My question is what would be best (or rather what do most of you guys do) for this situation? One particular quirk is that the code needs to compile and run fine as 32 bit and as 64 bit as it needs to run on both classes of device, and the binary files must be the same.

  1. The most obvious solution is to store all the offsets / pointers in the binary file as 64 bit. This would mean re-exporting all the binary files, but this is doable (even if somewhat of a pain). This would simplify things for 64 bit version, and require only slight modification for 32 bit. The downside is the file sizes / size in memory would be bigger + any cache implications.
  2. Keep the pointers as 32 bit offsets and do the pointer addition on the fly as the parts of the data need to be accessed. The files are kept the same and the only cost is the extra pointer arithmetic at runtime. I have a vague memory of seeing a presentation by a guy who did such relocation on the fly and found there was very little runtime cost.

There also appears to me the question, even with 64 bit pointers, are they ever going to be more than a 32 bit value if the program is using a lot less than 4 gigs? I'm assuming yes as the address space may be past the first 4 gigs, and all the virtual memory address space / paging / randomization that goes on, but I just thought I'd check that assumption, as I'm not well versed on the low level details.

Edited by lawnjelly
Missed out 'best' in sentence :)

Share this post


Link to post
Share on other sites
Advertisement

Imho, option 1 would be useful if you only need to target 64 bit, ie you'd do the same trick that you already did, but in the 64 bit world. In this case, option 1 breaks the 32 bit version as much as the current version is broken in 64 bit.

When you resize a pointer, all data behind it shifts. That means pointers pointing into that data must adapt to that shift too. With 2 platforms, you're going to have that problem in one of them, if you use native pointers in the data.

 

So option 2 seems much more useful to me. I am not sure how you need an offset in the file that is longer than 32bit. Surely the pointers only point within the data itself, right? I mean, pointing outside the block that you load imply the relative position of the block and the thing it points to, stays the same upon loading, which isn't really the case if you allocate data separately.

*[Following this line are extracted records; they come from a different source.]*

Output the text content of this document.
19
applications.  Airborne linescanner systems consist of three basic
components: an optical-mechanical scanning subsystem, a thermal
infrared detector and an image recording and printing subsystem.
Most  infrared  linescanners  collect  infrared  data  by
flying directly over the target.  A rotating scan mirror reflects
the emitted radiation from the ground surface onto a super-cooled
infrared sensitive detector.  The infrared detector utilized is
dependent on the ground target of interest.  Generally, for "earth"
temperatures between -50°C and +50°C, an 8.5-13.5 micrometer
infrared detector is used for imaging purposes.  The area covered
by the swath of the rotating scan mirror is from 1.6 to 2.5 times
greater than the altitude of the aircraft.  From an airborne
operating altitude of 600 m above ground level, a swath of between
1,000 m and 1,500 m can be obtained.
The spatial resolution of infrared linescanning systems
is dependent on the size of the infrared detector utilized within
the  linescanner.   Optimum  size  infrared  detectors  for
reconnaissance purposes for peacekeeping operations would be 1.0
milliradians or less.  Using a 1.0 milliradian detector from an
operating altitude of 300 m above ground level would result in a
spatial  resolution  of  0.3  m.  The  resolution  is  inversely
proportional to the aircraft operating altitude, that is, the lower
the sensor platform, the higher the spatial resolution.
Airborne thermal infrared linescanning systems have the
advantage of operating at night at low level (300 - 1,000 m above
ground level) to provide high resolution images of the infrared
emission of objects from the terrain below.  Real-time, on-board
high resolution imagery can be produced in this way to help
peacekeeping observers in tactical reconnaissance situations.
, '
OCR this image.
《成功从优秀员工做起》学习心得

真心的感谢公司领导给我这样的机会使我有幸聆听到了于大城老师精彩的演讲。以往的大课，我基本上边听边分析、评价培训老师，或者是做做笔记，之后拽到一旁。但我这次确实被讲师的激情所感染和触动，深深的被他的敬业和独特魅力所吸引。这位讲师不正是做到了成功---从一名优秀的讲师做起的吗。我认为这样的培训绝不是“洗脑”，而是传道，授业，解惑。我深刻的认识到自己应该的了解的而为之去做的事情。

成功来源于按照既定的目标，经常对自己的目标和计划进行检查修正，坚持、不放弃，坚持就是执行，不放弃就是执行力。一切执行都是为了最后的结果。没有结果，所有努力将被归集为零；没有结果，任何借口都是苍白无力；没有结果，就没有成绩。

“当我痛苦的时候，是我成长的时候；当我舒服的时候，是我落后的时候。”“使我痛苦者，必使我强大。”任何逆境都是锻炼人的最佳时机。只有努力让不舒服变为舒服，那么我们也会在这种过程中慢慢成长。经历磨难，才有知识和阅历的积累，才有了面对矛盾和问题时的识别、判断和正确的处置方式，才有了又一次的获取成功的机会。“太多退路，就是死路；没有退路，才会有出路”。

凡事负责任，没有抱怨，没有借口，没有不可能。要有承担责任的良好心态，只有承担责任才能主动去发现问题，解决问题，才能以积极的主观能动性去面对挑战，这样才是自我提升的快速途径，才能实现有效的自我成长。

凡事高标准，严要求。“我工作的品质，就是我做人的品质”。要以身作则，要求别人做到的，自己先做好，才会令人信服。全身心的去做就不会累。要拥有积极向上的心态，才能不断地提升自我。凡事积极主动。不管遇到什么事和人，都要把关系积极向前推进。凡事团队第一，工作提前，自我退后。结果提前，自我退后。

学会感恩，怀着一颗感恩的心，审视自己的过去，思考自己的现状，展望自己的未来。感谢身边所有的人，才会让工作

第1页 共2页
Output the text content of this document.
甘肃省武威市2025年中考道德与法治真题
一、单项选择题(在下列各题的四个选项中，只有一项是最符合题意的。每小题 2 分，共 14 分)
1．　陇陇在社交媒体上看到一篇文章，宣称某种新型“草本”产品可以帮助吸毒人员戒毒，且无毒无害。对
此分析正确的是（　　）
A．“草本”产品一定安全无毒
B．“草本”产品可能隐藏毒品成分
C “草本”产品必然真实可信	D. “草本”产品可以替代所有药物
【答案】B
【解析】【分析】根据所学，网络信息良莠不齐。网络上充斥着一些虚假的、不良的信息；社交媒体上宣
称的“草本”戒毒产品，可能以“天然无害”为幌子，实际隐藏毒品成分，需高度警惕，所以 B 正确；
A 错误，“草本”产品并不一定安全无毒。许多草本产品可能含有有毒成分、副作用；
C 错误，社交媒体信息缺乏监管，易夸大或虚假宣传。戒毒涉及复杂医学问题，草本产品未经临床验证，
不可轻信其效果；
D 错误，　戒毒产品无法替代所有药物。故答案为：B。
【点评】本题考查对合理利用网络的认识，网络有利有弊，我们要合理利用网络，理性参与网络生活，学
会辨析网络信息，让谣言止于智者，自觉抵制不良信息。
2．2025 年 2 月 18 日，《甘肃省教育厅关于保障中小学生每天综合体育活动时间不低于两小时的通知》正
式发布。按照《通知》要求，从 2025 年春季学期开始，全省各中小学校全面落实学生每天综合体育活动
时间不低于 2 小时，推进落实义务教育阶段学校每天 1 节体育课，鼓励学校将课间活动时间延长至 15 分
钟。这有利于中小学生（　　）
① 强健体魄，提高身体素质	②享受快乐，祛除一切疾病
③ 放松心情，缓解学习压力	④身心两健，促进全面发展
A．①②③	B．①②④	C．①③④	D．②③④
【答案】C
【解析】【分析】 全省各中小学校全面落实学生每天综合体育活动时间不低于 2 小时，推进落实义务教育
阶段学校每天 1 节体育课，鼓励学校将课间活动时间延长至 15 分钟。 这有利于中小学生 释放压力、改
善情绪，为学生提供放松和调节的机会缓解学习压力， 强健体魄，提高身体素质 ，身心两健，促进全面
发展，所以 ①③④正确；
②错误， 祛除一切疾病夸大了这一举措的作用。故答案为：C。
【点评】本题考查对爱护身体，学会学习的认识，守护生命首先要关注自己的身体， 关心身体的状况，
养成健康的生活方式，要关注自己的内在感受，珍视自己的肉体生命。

You can easily test this, load the file, and check that all offsets are between 0 and the size of the data file.

Share this post


Link to post
Share on other sites

Yes I admit, given the need to keep support for 32 bit, I'm inclined towards option 2. As you say none of the offsets require being more than 32 bit as they are relative addresses within the file.

Rather than keeping the pointers as offsets in the 32 bit version, maybe I can make the fixup routine a 'no op' in the 64 bit version, and access the pointers through an accessor function that simply returns the pointer in the 32 bit version, and does the offset + start calculation in the 64 bit version.

Share this post


Link to post
Share on other sites

I use option #1 and #2 in different situations :)

If re-exporting is a pain, fix your build pipeline :D

I have multiple template types for #2. Storing offsets from the start of the file is actually harder to deal with at runtime, because you can't just use the variable like a pointer, as "dereferencing" requires you to know the address of the beginning of the file.

What I usually do is to store offsets from the current file-cursor (offsets from the "fake pointer" field itself), which is simpler to use at runtime.

e.g. For offsets-from-cursor, I use this template which has overloaded operators to make it look just like a regular pointer at runtime.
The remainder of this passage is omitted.